Analysis of more than 1.6 million admissions to Australian and New Zealand intensive care units (ICUs) shows there were nearly 214,000 admissions between 2000 and 2016 due to cancer.
Lead investigator and intensive care specialist Dr Eamon Raith at Royal Adelaide Hospital, who will present the review's initial findings at a conference of anaesthetists in Sydney on Friday, says nearly 80 per cent of these patients were admitted to ICU following surgery related to their cancer.
Gastrointestinal, brain and respiratory tract cancers - including lung cancer - accounted for the most admissions.
"Most significantly it was found it was the 20 per cent of non-surgical cancer patients admitted to ICU who were more likely to die," Dr Raith told AAP.

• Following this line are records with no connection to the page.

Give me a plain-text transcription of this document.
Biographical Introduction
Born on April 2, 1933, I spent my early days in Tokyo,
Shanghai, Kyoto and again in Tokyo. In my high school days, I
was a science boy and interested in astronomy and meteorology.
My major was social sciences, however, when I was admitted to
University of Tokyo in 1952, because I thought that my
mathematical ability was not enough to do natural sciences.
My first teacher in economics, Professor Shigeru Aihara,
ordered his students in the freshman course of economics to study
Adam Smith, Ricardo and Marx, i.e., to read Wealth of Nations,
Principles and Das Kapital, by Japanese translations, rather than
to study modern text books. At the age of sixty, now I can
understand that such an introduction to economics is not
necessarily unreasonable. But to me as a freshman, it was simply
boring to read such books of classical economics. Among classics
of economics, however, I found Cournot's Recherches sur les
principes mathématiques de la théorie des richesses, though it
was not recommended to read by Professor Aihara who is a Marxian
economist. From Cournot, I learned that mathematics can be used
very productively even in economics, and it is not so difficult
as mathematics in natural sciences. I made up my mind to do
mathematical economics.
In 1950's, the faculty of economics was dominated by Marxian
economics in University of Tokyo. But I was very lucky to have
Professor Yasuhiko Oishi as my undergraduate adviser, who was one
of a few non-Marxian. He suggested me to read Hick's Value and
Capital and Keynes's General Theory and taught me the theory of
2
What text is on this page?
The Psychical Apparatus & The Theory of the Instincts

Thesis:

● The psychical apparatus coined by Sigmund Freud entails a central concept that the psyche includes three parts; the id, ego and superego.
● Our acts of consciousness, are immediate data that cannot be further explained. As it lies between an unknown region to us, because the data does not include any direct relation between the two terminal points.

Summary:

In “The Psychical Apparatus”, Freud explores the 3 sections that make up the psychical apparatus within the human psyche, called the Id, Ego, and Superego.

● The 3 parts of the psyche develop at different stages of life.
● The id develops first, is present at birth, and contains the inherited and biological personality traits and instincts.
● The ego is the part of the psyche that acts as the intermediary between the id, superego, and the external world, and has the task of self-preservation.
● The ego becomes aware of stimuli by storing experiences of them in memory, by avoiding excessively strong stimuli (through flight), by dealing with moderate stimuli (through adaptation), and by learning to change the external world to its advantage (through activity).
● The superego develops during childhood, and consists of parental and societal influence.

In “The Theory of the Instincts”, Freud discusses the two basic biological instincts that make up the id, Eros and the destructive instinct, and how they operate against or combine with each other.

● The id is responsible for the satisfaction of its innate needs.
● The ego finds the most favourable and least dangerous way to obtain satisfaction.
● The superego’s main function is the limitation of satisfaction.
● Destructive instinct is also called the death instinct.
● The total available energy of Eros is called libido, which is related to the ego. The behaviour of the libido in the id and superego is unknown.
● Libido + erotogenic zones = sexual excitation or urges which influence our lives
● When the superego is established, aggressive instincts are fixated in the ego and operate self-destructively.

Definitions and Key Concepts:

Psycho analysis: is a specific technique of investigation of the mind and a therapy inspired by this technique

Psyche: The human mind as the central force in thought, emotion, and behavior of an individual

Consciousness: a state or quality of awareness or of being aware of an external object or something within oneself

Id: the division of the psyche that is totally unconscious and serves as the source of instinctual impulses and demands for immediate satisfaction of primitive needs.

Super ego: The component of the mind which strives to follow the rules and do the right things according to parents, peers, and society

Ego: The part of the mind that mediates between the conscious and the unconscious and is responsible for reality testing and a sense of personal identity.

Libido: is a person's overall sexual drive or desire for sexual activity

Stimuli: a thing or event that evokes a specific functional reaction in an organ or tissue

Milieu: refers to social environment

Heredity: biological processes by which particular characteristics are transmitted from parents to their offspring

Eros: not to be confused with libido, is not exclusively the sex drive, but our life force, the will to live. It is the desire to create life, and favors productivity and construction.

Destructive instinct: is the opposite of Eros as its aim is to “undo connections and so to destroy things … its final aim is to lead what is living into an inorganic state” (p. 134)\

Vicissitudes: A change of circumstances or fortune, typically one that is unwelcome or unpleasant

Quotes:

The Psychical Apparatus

Researchers examined 1.6 million admissions recorded by the Australia and New Zealand Intensive Care Society (ANZICS) Centre for Outcome and Resource Evaluation.
The number of admissions for patients with cancer increased from 3894 in 2000 to 21,541 in 2016.
Despite the increased number of admissions to ICU, the mortality rate for all patients admitted to ICU with cancer fell, from 17.7 per cent in 2000 to 8.43 per cent in 2016.
"These patients have been admitted to ICU because of their cancer. For example, it might be someone who has had an operation to remove a tumour and who needs ICU support or someone with blood cancer who is admitted to the ICU because they have very low platelet levels," Dr Raith said.
He says they now have a much clearer picture of what happens to critically ill cancer patients who come to the ICU, which will ultimately improve treatment and outcomes.
"This data helps determine which patients are at increased risk of dying if they come to ICU or when they're in hospital and that will help guide conversations with patients potentially towards improving end-of-life care, potentially towards using aggressive treatment strategies," Dr Raith said.